The principal "smear" leveled against John F. Kennedy when he was running for president was that, as a Catholic, he would take instruction from the Pope. Just as Republican presidential hopeful Mitt Romney told voters earlier this year that he would make decisions independent of the Mormon leadership in Salt Lake City, Democratic hopeful John F. Kennedy told voters in 1960 that the Vatican would have no say in what went on in a Kennedy White House.
John and Robert Kennedy, 1963
SIRS Decades
In a statement that appeared to leave him no wiggle room, Kennedy had this to say on the topic:
There is only one legitimate question underlying all the rest: would you, as President of the United States, be responsive in any way to ecclesiastical pressures or obligations of any kind that might in any fashion influence or interfere with your conduct of that office in the national interest? I have answered that question many times. My answer was--and is--"NO."
In discounting concerns of inappropriate papal influence, Kennedy was responding to attacks like the one contained in this pamphlet by "Protestants and Other Americans United for Separation of Church and State" (AU for short). In attempting to create unease at the prospect of a Catholic president, AU alleged that Catholic leaders routinely used doubletalk to "distort . . . the meaning of the Constitution while still claiming to accept it."

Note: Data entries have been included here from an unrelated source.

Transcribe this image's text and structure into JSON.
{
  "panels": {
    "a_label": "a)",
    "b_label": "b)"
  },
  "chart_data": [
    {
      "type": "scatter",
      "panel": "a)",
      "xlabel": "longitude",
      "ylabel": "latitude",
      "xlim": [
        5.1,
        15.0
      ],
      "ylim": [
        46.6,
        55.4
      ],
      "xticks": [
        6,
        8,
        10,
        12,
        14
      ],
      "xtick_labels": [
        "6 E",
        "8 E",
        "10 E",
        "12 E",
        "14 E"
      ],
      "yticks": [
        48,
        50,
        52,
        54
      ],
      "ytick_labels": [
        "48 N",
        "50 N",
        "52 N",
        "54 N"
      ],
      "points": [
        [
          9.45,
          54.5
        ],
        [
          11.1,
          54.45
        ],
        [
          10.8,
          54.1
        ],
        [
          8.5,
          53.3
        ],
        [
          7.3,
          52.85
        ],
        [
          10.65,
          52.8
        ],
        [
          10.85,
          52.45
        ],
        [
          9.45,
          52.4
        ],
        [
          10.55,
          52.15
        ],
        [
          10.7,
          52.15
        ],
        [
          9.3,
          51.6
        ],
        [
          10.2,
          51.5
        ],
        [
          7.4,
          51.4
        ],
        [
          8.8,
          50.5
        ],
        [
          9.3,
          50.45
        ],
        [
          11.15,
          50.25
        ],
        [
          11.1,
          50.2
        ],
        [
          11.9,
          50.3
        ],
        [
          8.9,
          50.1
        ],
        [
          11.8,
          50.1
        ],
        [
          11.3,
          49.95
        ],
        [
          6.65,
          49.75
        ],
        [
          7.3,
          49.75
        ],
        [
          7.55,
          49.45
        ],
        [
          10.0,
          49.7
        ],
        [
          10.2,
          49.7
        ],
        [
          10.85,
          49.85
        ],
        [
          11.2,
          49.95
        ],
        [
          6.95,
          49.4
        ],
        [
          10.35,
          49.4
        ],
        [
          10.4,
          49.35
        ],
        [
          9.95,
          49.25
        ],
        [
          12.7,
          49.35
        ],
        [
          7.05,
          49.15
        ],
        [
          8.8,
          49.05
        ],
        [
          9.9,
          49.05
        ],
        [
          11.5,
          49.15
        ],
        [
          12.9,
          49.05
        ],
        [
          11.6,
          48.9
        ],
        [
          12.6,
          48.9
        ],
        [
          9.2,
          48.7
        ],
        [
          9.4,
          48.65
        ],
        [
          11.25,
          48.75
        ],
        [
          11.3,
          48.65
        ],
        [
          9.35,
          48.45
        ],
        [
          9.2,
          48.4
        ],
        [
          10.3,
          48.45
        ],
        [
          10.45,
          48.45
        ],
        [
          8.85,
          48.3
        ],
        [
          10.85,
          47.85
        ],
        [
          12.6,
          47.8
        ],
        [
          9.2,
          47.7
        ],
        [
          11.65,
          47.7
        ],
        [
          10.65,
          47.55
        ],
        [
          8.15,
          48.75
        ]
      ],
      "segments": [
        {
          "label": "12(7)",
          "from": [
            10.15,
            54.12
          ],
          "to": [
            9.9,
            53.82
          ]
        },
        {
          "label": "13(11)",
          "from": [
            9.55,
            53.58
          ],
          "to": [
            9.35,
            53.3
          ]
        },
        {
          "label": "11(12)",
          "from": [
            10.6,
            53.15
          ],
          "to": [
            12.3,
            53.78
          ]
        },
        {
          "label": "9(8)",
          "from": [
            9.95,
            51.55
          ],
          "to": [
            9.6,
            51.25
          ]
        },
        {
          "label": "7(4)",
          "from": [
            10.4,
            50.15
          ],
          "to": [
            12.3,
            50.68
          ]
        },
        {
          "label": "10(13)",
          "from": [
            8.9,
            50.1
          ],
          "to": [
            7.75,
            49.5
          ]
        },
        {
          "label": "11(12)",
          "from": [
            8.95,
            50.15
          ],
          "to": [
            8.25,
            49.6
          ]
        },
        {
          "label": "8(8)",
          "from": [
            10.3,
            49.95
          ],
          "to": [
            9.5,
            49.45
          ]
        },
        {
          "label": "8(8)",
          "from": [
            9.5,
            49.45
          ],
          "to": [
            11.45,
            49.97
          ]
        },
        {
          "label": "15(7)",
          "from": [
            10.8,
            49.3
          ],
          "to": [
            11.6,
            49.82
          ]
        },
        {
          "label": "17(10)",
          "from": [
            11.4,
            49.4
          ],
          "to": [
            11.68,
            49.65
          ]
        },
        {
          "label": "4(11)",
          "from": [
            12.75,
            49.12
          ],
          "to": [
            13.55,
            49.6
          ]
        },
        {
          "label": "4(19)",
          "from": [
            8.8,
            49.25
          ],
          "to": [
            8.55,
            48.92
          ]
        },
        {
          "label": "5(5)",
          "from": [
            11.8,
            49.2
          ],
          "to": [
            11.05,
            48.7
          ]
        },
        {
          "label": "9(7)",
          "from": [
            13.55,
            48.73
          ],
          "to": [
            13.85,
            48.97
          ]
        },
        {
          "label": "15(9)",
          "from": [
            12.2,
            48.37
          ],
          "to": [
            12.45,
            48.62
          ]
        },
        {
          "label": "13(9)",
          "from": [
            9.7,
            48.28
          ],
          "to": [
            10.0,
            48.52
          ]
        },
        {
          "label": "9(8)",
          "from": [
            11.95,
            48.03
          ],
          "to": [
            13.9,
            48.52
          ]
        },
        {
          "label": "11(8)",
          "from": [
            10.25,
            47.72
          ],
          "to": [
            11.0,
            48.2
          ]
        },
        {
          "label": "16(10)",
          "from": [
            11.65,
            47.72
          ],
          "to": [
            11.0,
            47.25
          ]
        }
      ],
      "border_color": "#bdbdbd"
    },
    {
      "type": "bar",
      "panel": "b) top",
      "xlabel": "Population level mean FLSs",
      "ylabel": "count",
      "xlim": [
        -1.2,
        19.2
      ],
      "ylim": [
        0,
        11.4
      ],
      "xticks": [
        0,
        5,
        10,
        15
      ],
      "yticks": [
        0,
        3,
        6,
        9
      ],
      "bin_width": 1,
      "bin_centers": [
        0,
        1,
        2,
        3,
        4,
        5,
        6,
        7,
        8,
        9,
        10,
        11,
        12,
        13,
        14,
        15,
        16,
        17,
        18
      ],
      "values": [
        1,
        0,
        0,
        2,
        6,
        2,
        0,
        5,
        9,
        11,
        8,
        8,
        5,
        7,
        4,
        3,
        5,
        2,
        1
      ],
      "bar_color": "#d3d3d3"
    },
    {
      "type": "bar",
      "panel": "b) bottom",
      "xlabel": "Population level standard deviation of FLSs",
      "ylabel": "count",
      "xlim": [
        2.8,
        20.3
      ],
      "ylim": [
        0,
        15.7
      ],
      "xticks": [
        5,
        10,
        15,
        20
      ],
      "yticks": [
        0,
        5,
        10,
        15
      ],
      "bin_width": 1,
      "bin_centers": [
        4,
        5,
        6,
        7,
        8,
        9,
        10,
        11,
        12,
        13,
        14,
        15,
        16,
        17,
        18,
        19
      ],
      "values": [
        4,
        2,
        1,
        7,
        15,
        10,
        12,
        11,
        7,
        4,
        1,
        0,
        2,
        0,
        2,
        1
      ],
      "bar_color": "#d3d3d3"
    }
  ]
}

Among the pamphlet's other incendiary claims were that, in Catholic thought,
- the "wall of separation" between church and state was "only a metaphor [or] figure of speech";
- the First Amendment "was not intended to . . . impose government neutrality between believers and disbelievers" or even to "guarantee freedom of nonbelief";
- and the Constitution neither prohibited the "expenditure for religious purposes of funds raised by federal taxes" nor barred the "preferential treatment of a particular religion."
The AU pamphlet--the key tenets of which Kennedy appeared to respond to in the passage quoted above--was actually released a few weeks after the Massachusetts senator's famous "Religious Issue in American Politics" speech.
Activity
Given this chronology, to what extent does the pamphlet reflect reasonable concerns about a Catholic occupying the Oval Office, and to what extent is it a cynical appeal to the bigotry of anti-Catholic voters?
Answer this question in 500 words, making specific references to both the AU pamphlet and the Kennedy speech.